This study presents results of a clinical trial involving 1,281 patients and comparing the effects of upadacitinib, a selective and reversible Janus kinase inhibitor, with adalimumab, a tumor necrosis factor (TNF) inhibitor, and placebo. Direct effects on pain were assessed from patient global assessment of pain and tender joint count; in contrast, indirect effects were assessed from indicators of inflammation, such as itch, total enthesitis, Leeds enthesitis index and CRP.
The results indicate that direct and indirect effects of upadacitinib and adalimumab were both greater than that those of placebo and that upadacitinib causes greater pain reduction than does adalimumab in terms of total effects well as direct and indirect effects.
These findings are important because they indicate that the inclusion of a limited number of clinical outcome measures for both direct and indirect effects can illuminate the treatment response and help dissect the mode of action of DMARDs (disease modifying anti-rheumatic drugs). It will be of great interest to apply this approach to other agents used to treat PsA and determine whether direct and indirect effects always track together or whether some agents act predominantly or exclusively by either direct or indirect activity.
Importantly, this approach extends the usual focus on tender joint count to encompass signs and symptoms related to the skin (i.e., itch) and the entheses. In this regard, elucidating the effects of anti-inflammatory and immunosuppressive agents on nociplastic pain will be an intriguing direction of research to, hopefully, identify treatment approaches for this kind of pain.
9. MACE & VTE Risks
Abstract 0739: Merjanah et al.9
PsA, like other forms of inflammatory arthritis, is associated with an increased cardiac risk compared with that of the general population; this increase in risk could reflect the effects of inflammation, as well as the demographics of the population affected (e.g., features of the metabolic syndrome). Although atherosclerosis has an important contribution from inflammation, the effects of anti-inflammatory agents and DMARDs are complicated; agents may show similar benefits on inflammatory arthritis, but nevertheless differ in the effects on major adverse cardiovascular events (MACE) and venous thromboembolism (VTE).

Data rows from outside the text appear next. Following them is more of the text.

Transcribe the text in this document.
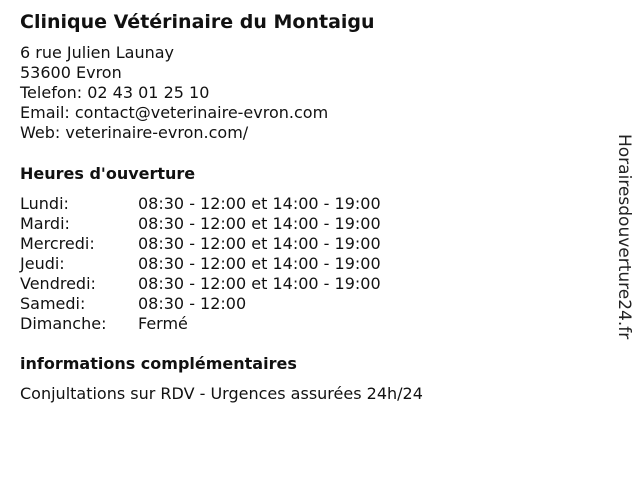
Clinique Vétérinaire du Montaigu
6 rue Julien Launay
53600 Evron
Telefon: 02 43 01 25 10
Email: contact@veterinaire-evron.com
Web: veterinaire-evron.com/
Heures d'ouverture
Lundi:	08:30 - 12:00 et 14:00 - 19:00
Mardi:	08:30 - 12:00 et 14:00 - 19:00
Mercredi:	08:30 - 12:00 et 14:00 - 19:00
Jeudi:	08:30 - 12:00 et 14:00 - 19:00
Vendredi:	08:30 - 12:00 et 14:00 - 19:00
Samedi:	08:30 - 12:00
Dimanche:	Fermé
informations complémentaires
Conjultations sur RDV - Urgences assurées 24h/24
Horairesdouverture24.fr
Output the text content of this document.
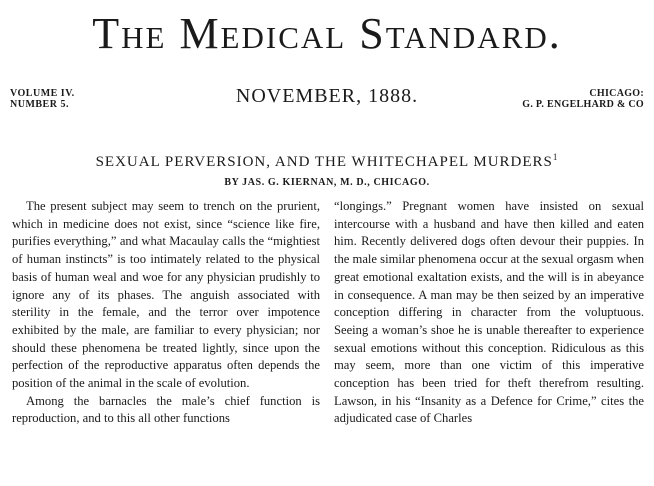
The Medical Standard.
VOLUME IV.
NUMBER 5.	NOVEMBER, 1888.	CHICAGO:
G. P. ENGELHARD & CO
SEXUAL PERVERSION, AND THE WHITECHAPEL MURDERS$^1$
BY JAS. G. KIERNAN, M. D., CHICAGO.

The present subject may seem to trench on the prurient, which in medicine does not exist, since “science like fire, purifies everything,” and what Macaulay calls the “mightiest of human instincts” is too intimately related to the physical basis of human weal and woe for any physician prudishly to ignore any of its phases. The anguish associated with sterility in the female, and the terror over impotence exhibited by the male, are familiar to every physician; nor should these phenomena be treated lightly, since upon the perfection of the reproductive apparatus often depends the position of the animal in the scale of evolution.

Among the barnacles the male’s chief function is reproduction, and to this all other functions

“longings.” Pregnant women have insisted on sexual intercourse with a husband and have then killed and eaten him. Recently delivered dogs often devour their puppies. In the male similar phenomena occur at the sexual orgasm when great emotional exaltation exists, and the will is in abeyance in consequence. A man may be then seized by an imperative conception differing in character from the voluptuous. Seeing a woman’s shoe he is unable thereafter to experience sexual emotions without this conception. Ridiculous as this may seem, more than one victim of this imperative conception has been tried for theft therefrom resulting. Lawson, in his “Insanity as a Defence for Crime,” cites the adjudicated case of Charles
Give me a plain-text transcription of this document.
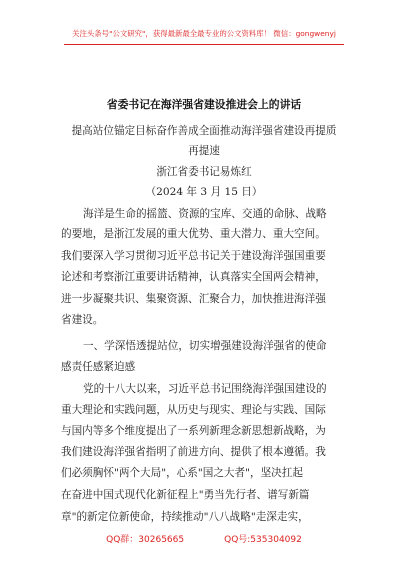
关注头条号"公文研究"，获得最新最全最专业的公文资料库！ 微信：gongwenyj
省委书记在海洋强省建设推进会上的讲话
提高站位锚定目标奋作善成全面推动海洋强省建设再提质
再提速
浙江省委书记易炼红
（2024 年 3 月 15 日）
海洋是生命的摇篮、资源的宝库、交通的命脉、战略
的要地，是浙江发展的重大优势、重大潜力、重大空间。
我们要深入学习贯彻习近平总书记关于建设海洋强国重要
论述和考察浙江重要讲话精神，认真落实全国两会精神，
进一步凝聚共识、集聚资源、汇聚合力，加快推进海洋强
省建设。
一、学深悟透提站位，切实增强建设海洋强省的使命
感责任感紧迫感
党的十八大以来，习近平总书记围绕海洋强国建设的
重大理论和实践问题，从历史与现实、理论与实践、国际
与国内等多个维度提出了一系列新理念新思想新战略，为
我们建设海洋强省指明了前进方向、提供了根本遵循。我
们必须胸怀"两个大局"，心系"国之大者"，坚决扛起
在奋进中国式现代化新征程上"勇当先行者、谱写新篇
章"的新定位新使命，持续推动"八八战略"走深走实，
QQ群：30265665	QQ号:535304092
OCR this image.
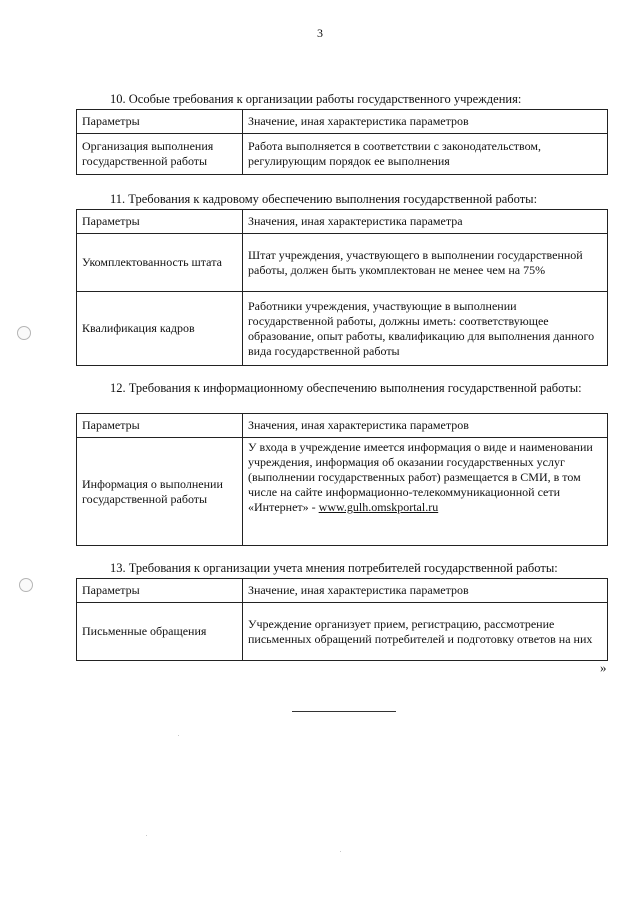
3
10. Особые требования к организации работы государственного учреждения:
Параметры	Значение, иная характеристика параметров
Организация выполнения государственной работы	Работа выполняется в соответствии с законодательством, регулирующим порядок ее выполнения
11. Требования к кадровому обеспечению выполнения государственной работы:
Параметры	Значения, иная характеристика параметра
Укомплектованность штата	Штат учреждения, участвующего в выполнении государственной работы, должен быть укомплектован не менее чем на 75%
Квалификация кадров	Работники учреждения, участвующие в выполнении государственной работы, должны иметь: соответствующее образование, опыт работы, квалификацию для выполнения данного вида государственной работы
12. Требования к информационному обеспечению выполнения государственной работы:
Параметры	Значения, иная характеристика параметров
Информация о выполнении государственной работы	У входа в учреждение имеется информация о виде и наименовании учреждения, информация об оказании государственных услуг (выполнении государственных работ) размещается в СМИ, в том числе на сайте информационно-телекоммуникационной сети «Интернет» - www.gulh.omskportal.ru
13. Требования к организации учета мнения потребителей государственной работы:
Параметры	Значение, иная характеристика параметров
Письменные обращения	Учреждение организует прием, регистрацию, рассмотрение письменных обращений потребителей и подготовку ответов на них
»
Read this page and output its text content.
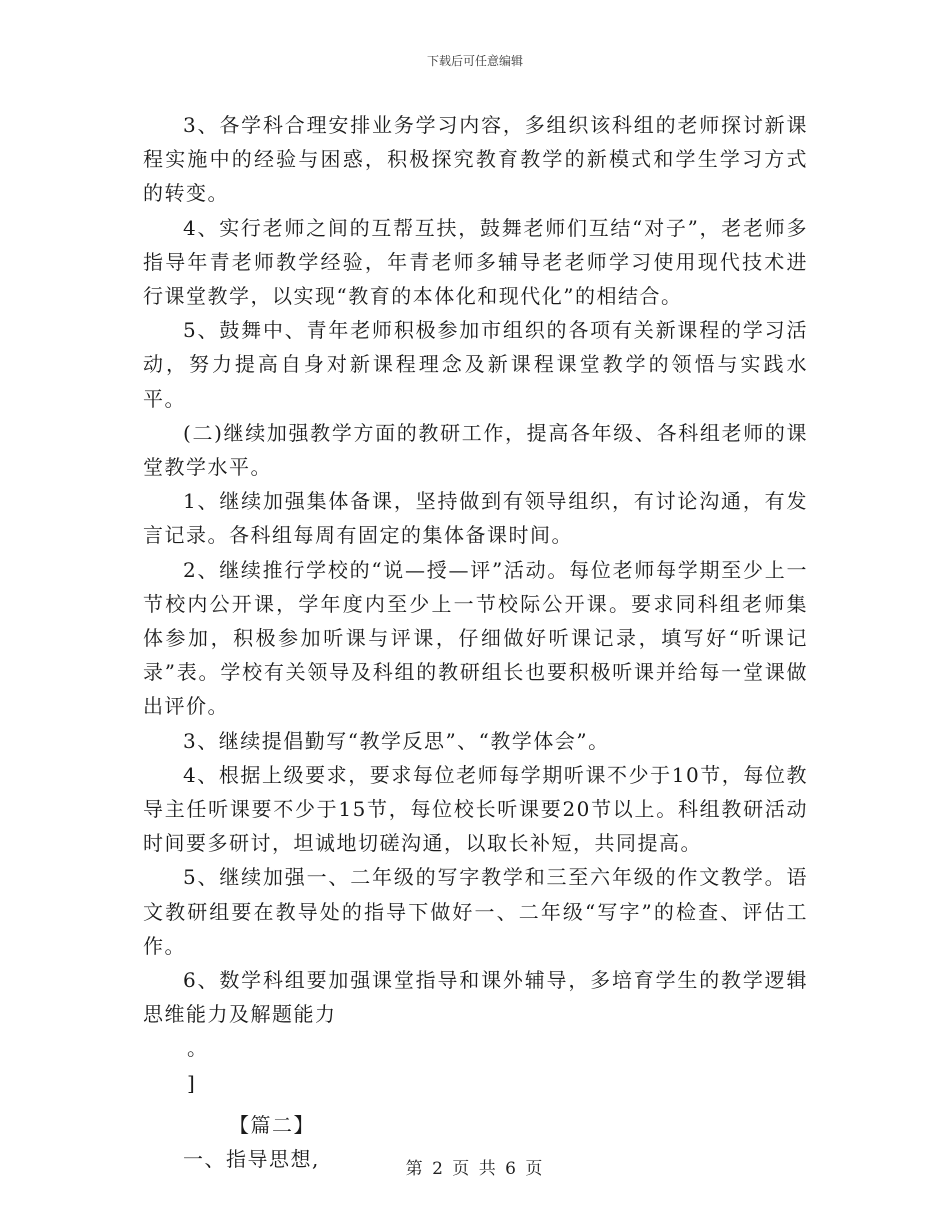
下载后可任意编辑

3、各学科合理安排业务学习内容，多组织该科组的老师探讨新课程实施中的经验与困惑，积极探究教育教学的新模式和学生学习方式的转变。

4、实行老师之间的互帮互扶，鼓舞老师们互结“对子”，老老师多指导年青老师教学经验，年青老师多辅导老老师学习使用现代技术进行课堂教学，以实现“教育的本体化和现代化”的相结合。

5、鼓舞中、青年老师积极参加市组织的各项有关新课程的学习活动，努力提高自身对新课程理念及新课程课堂教学的领悟与实践水平。

(二)继续加强教学方面的教研工作，提高各年级、各科组老师的课堂教学水平。

1、继续加强集体备课，坚持做到有领导组织，有讨论沟通，有发言记录。各科组每周有固定的集体备课时间。

2、继续推行学校的“说—授—评”活动。每位老师每学期至少上一节校内公开课，学年度内至少上一节校际公开课。要求同科组老师集体参加，积极参加听课与评课，仔细做好听课记录，填写好“听课记录”表。学校有关领导及科组的教研组长也要积极听课并给每一堂课做出评价。

3、继续提倡勤写“教学反思”、“教学体会”。

4、根据上级要求，要求每位老师每学期听课不少于10节，每位教导主任听课要不少于15节，每位校长听课要20节以上。科组教研活动时间要多研讨，坦诚地切磋沟通，以取长补短，共同提高。

5、继续加强一、二年级的写字教学和三至六年级的作文教学。语文教研组要在教导处的指导下做好一、二年级“写字”的检查、评估工作。

6、数学科组要加强课堂指导和课外辅导，多培育学生的教学逻辑思维能力及解题能力

。

]

【篇二】

一、指导思想,	第 2 页 共 6 页
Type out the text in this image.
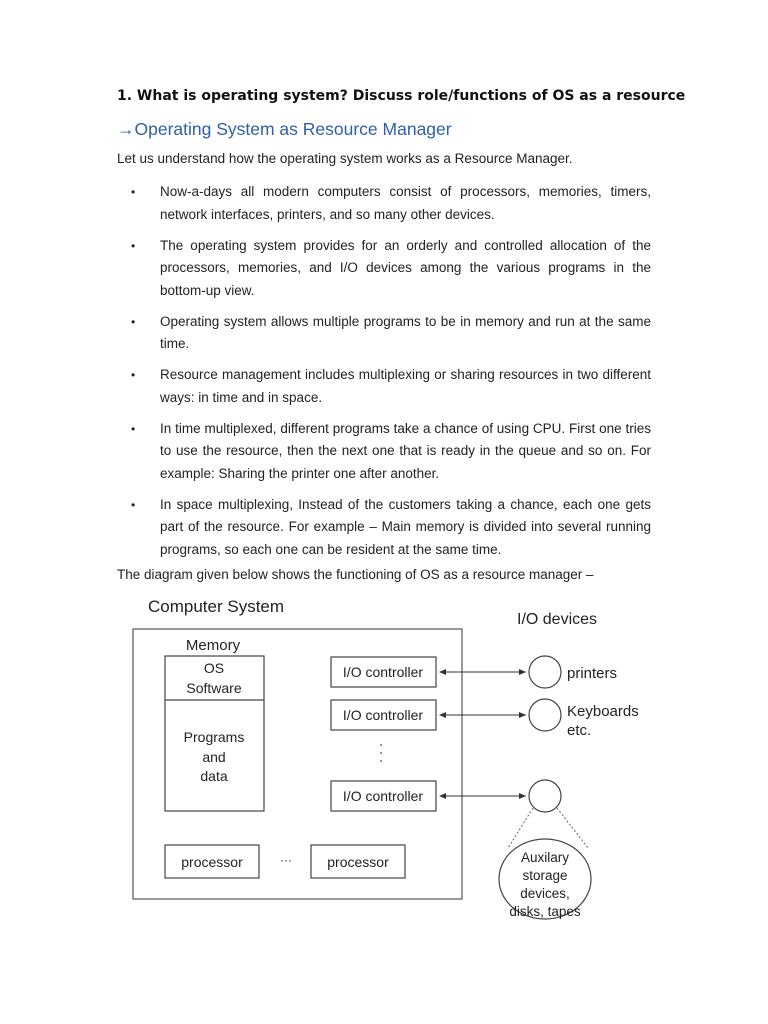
1. What is operating system? Discuss role/functions of OS as a resource
→Operating System as Resource Manager
Let us understand how the operating system works as a Resource Manager.
• Now-a-days all modern computers consist of processors, memories, timers, network interfaces, printers, and so many other devices.
• The operating system provides for an orderly and controlled allocation of the processors, memories, and I/O devices among the various programs in the bottom-up view.
• Operating system allows multiple programs to be in memory and run at the same time.
• Resource management includes multiplexing or sharing resources in two different ways: in time and in space.
• In time multiplexed, different programs take a chance of using CPU. First one tries to use the resource, then the next one that is ready in the queue and so on. For example: Sharing the printer one after another.
• In space multiplexing, Instead of the customers taking a chance, each one gets part of the resource. For example – Main memory is divided into several running programs, so each one can be resident at the same time.
The diagram given below shows the functioning of OS as a resource manager –
Computer System
I/O devices
Memory
OS
Software
Programs
and
data
I/O controller
I/O controller
I/O controller
processor	···	processor
printers
Keyboards
etc.
Auxilary
storage
devices,
disks, tapes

In two nested case-control studies from a large MarketScan database, Merjanah and colleagues conducted analyses to determine any differences in the frequency of MACE and VTE in patients with either axial spondyloarthritis (axSpA) or PsA receiving a Janus kinase inhibitor or a TNF inhibitor or neither.
As the data indicate, the frequency of comorbidities in the population was high and included prior cardiovascular disease, obesity, diabetes and hypertension. Non-users of TNF inhibitors and Janus kinase inhibitors had greater odds of MACE relative to users of TNF inhibitors; further, in a comparison of Janus kinase inhibitors and TNF inhibitors, the odds of MACE were not increased. The odds for VTE among Janus kinase inhibitor users were increased, but this difference was not statistically significant.